What the prime minister neglected to mention was the violent onslaughts Hamas has staged for the past three months on the Gaza-Israel border fence, or the hundreds of rockets and mortars fired against Israeli civilian targets on June 3. And, most strikingly he omitted to refer to the Palestinian terror-by-arson, a Hamas campaign in which thousands of dunams of Israeli field crops, farmland, natural vegetation and nature preserves are being laid to waste by burning kites and incendiary balloons. For this low-tech campaign of wanton destruction, the Palestinian terrorists have no need of advanced radar or weapons systems. Already cheap to manufacture, their makers have plenty of helium on hand for the balloons, because it is supplied by Israel to Gaza for medical purposes. After inflating them, an explosive device is attached to make a toy balloon to make it an efficient weapon.
For two-and-a-half months of these attacks, the IDF was under orders not to shoot the kite and balloon supplies or makers or hit the vehicles delivering them to the “protesters” rampaging on the Israeli border fence. After a consultation with legal authorities, on Saturday, June 16, an IDF aircraft finally struck one of the trucks delivering the kites to the Gaza front. According to the military spokesman, the truck was empty, while another aircraft attacked “near” one of the teams assembling the flaming kites for tossing into Israel. These statements confirmed that the IDF is still handling the terror-by-arson campaign with kid gloves, while despairing Israel farmers and local inhabitants watch their livelihood and landscape go up in flames and dozens of exhausted fire fighters scurry back and forth to salvage islands of green and keep residential areas safe.

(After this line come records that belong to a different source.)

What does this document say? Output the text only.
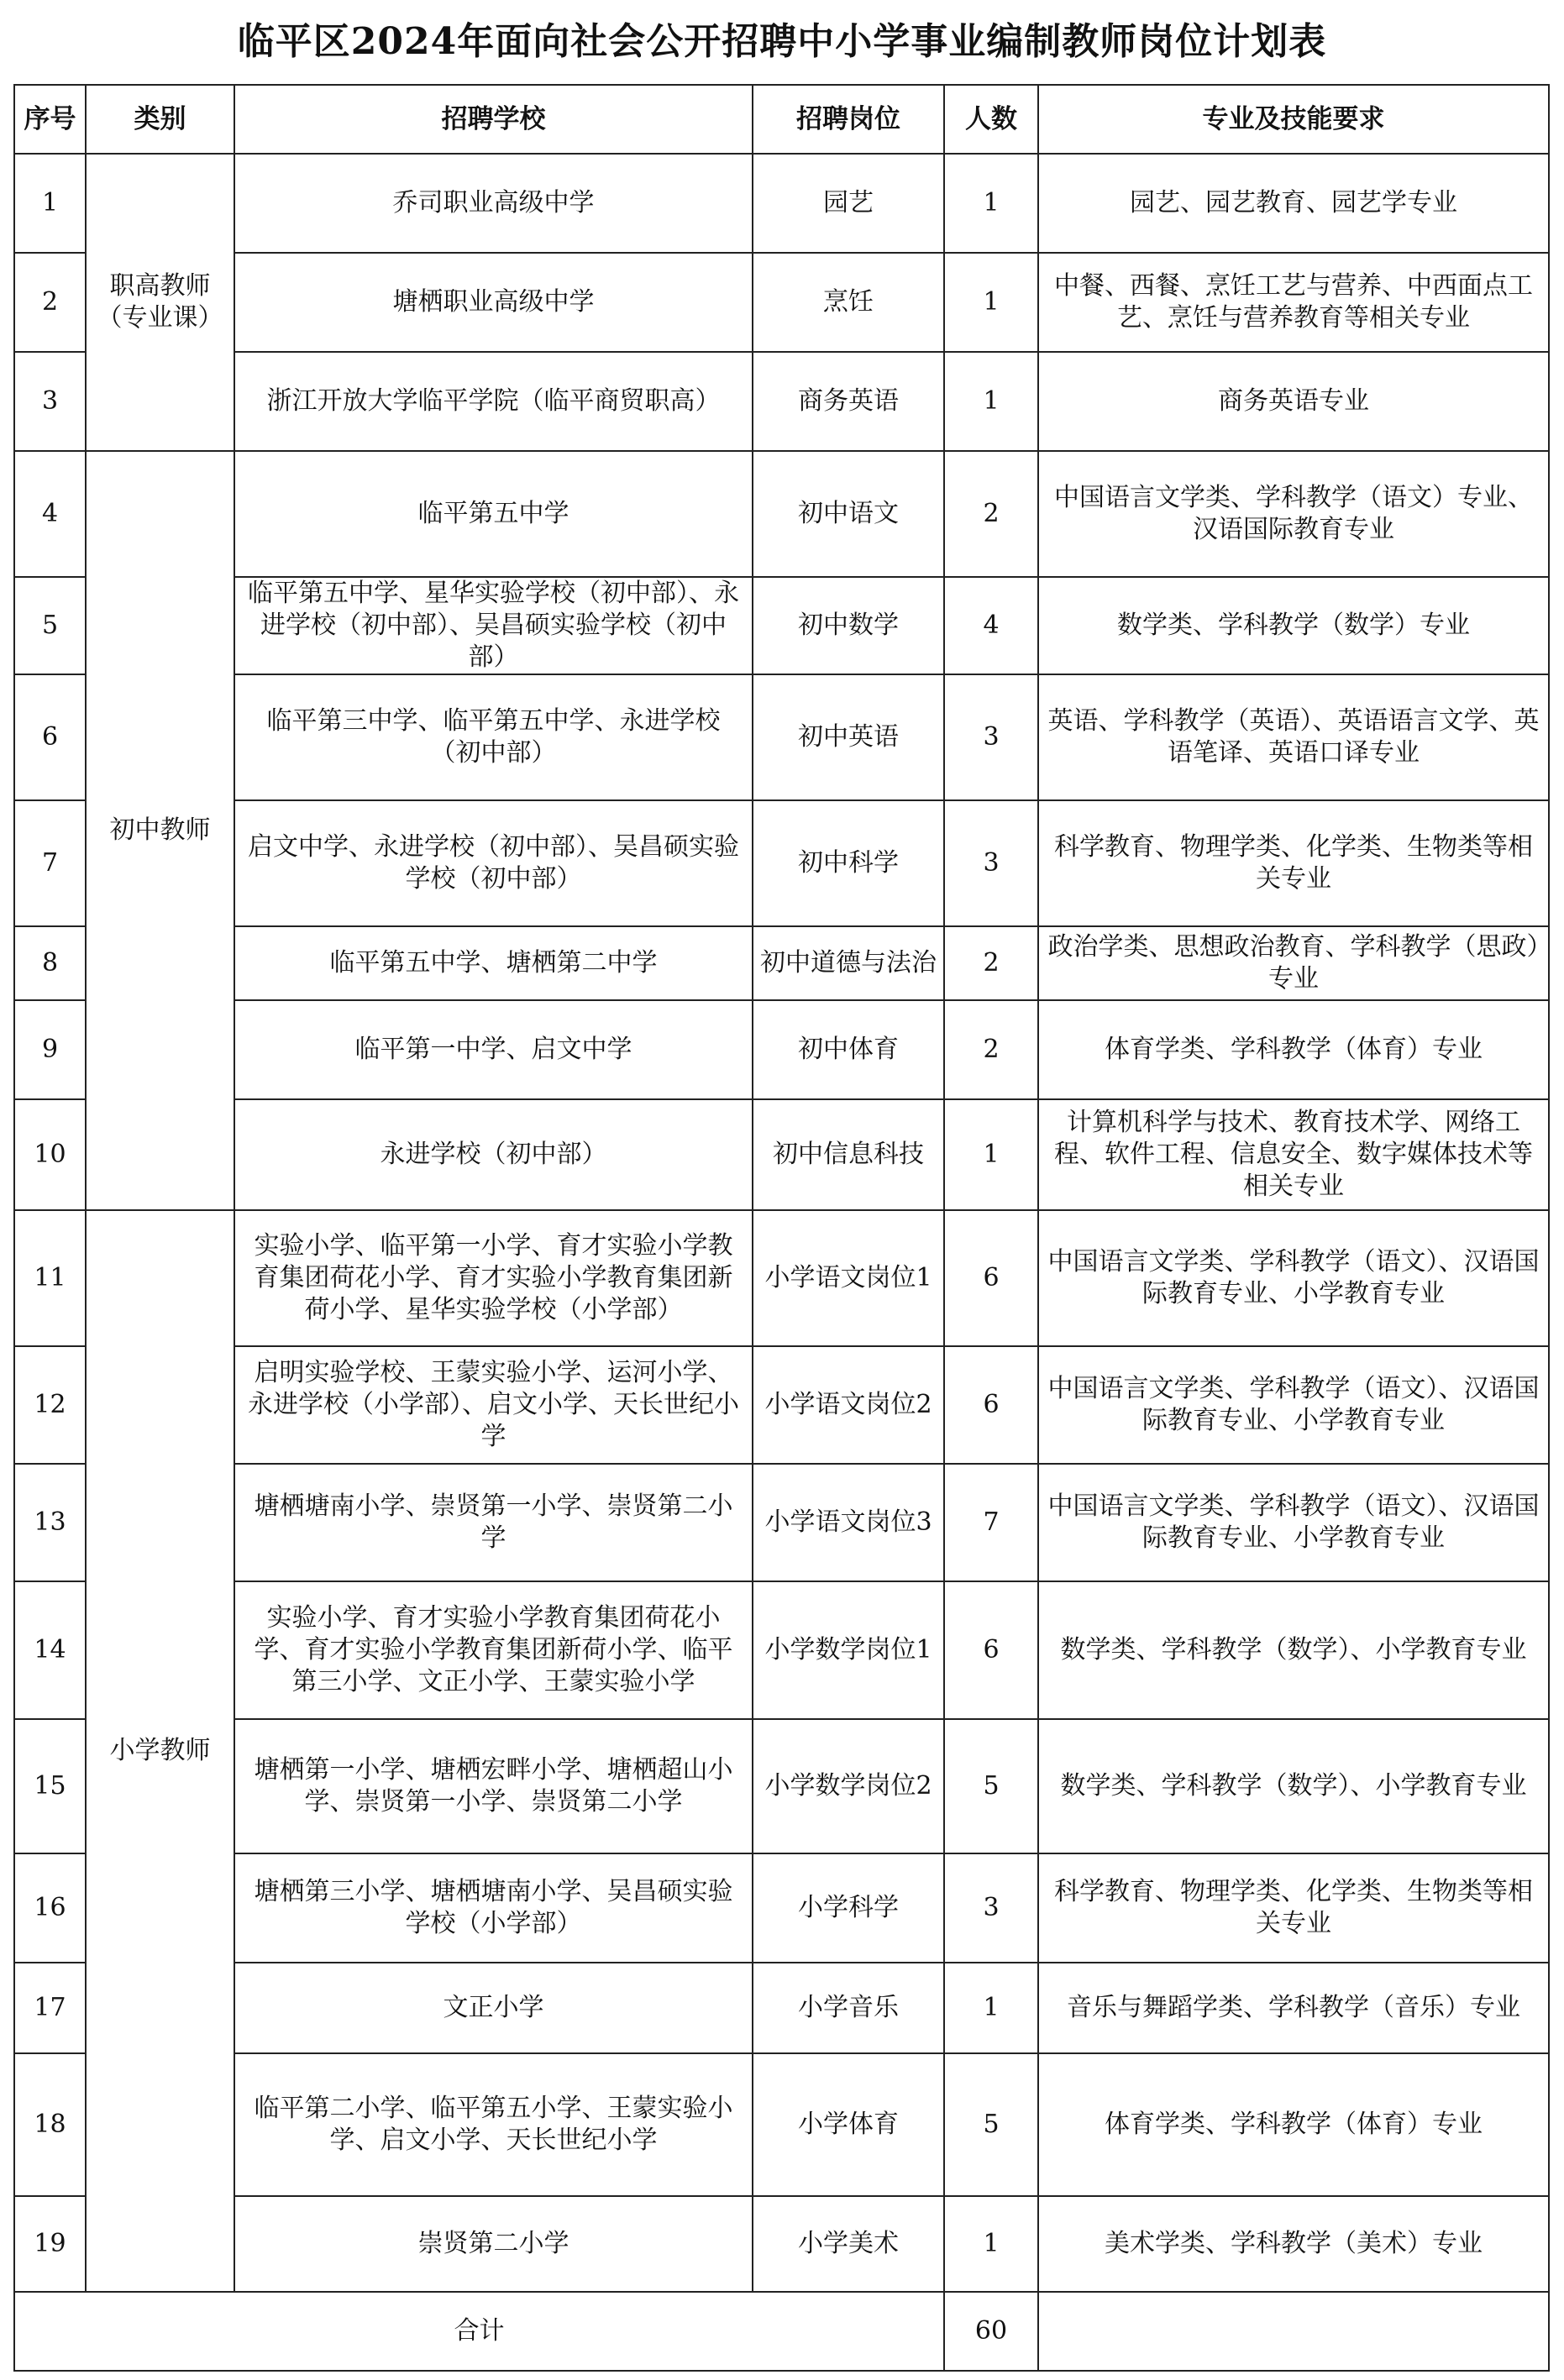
临平区2024年面向社会公开招聘中小学事业编制教师岗位计划表
序号	类别	招聘学校	招聘岗位	人数	专业及技能要求
1	职高教师（专业课）	乔司职业高级中学	园艺	1	园艺、园艺教育、园艺学专业
2		塘栖职业高级中学	烹饪	1	中餐、西餐、烹饪工艺与营养、中西面点工艺、烹饪与营养教育等相关专业
3		浙江开放大学临平学院（临平商贸职高）	商务英语	1	商务英语专业
4	初中教师	临平第五中学	初中语文	2	中国语言文学类、学科教学（语文）专业、汉语国际教育专业
5		临平第五中学、星华实验学校（初中部）、永进学校（初中部）、吴昌硕实验学校（初中部）	初中数学	4	数学类、学科教学（数学）专业
6		临平第三中学、临平第五中学、永进学校（初中部）	初中英语	3	英语、学科教学（英语）、英语语言文学、英语笔译、英语口译专业
7		启文中学、永进学校（初中部）、吴昌硕实验学校（初中部）	初中科学	3	科学教育、物理学类、化学类、生物类等相关专业
8		临平第五中学、塘栖第二中学	初中道德与法治	2	政治学类、思想政治教育、学科教学（思政）专业
9		临平第一中学、启文中学	初中体育	2	体育学类、学科教学（体育）专业
10		永进学校（初中部）	初中信息科技	1	计算机科学与技术、教育技术学、网络工程、软件工程、信息安全、数字媒体技术等相关专业
11	小学教师	实验小学、临平第一小学、育才实验小学教育集团荷花小学、育才实验小学教育集团新荷小学、星华实验学校（小学部）	小学语文岗位1	6	中国语言文学类、学科教学（语文）、汉语国际教育专业、小学教育专业
12		启明实验学校、王蒙实验小学、运河小学、永进学校（小学部）、启文小学、天长世纪小学	小学语文岗位2	6	中国语言文学类、学科教学（语文）、汉语国际教育专业、小学教育专业
13		塘栖塘南小学、崇贤第一小学、崇贤第二小学	小学语文岗位3	7	中国语言文学类、学科教学（语文）、汉语国际教育专业、小学教育专业
14		实验小学、育才实验小学教育集团荷花小学、育才实验小学教育集团新荷小学、临平第三小学、文正小学、王蒙实验小学	小学数学岗位1	6	数学类、学科教学（数学）、小学教育专业
15		塘栖第一小学、塘栖宏畔小学、塘栖超山小学、崇贤第一小学、崇贤第二小学	小学数学岗位2	5	数学类、学科教学（数学）、小学教育专业
16		塘栖第三小学、塘栖塘南小学、吴昌硕实验学校（小学部）	小学科学	3	科学教育、物理学类、化学类、生物类等相关专业
17		文正小学	小学音乐	1	音乐与舞蹈学类、学科教学（音乐）专业
18		临平第二小学、临平第五小学、王蒙实验小学、启文小学、天长世纪小学	小学体育	5	体育学类、学科教学（体育）专业
19		崇贤第二小学	小学美术	1	美术学类、学科教学（美术）专业
合计				60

A strange silence has meanwhile descended on Israel’s northern front after systematic IDF strikes over several weeks demolished Iranian military bases in Syria. It doesn’t take a strategic genius to understand what has caused the pause. The prime minister and chief of staff Gen. Gady Eisenkott appear to have decided to hold their fire during the World Cup soccer finals taking place in Russia. According to some sources, Putin extracted a concession from Netanyahu during their phone call last Friday, June 15, not to start trouble in Syria until the games were over. After all, the Russian troops and officers posted there deserve a respite for watching the games in peace on television.
If this is what happened, Israel’s leaders are doubly at fault. This pause in Israel’s attacks in Syria afforded Iran time to repair the demolished military facilities and import new weapons to replace the damaged ones, without fear of Israel hindering their delivery. Putin was apparently not asked to make Iran reciprocate by stopping those deliveries or ordering its Palestinian pawns in the Gaza Strip to hold off on their attacks, in return for the halt in Israel’s military action on the two fronts.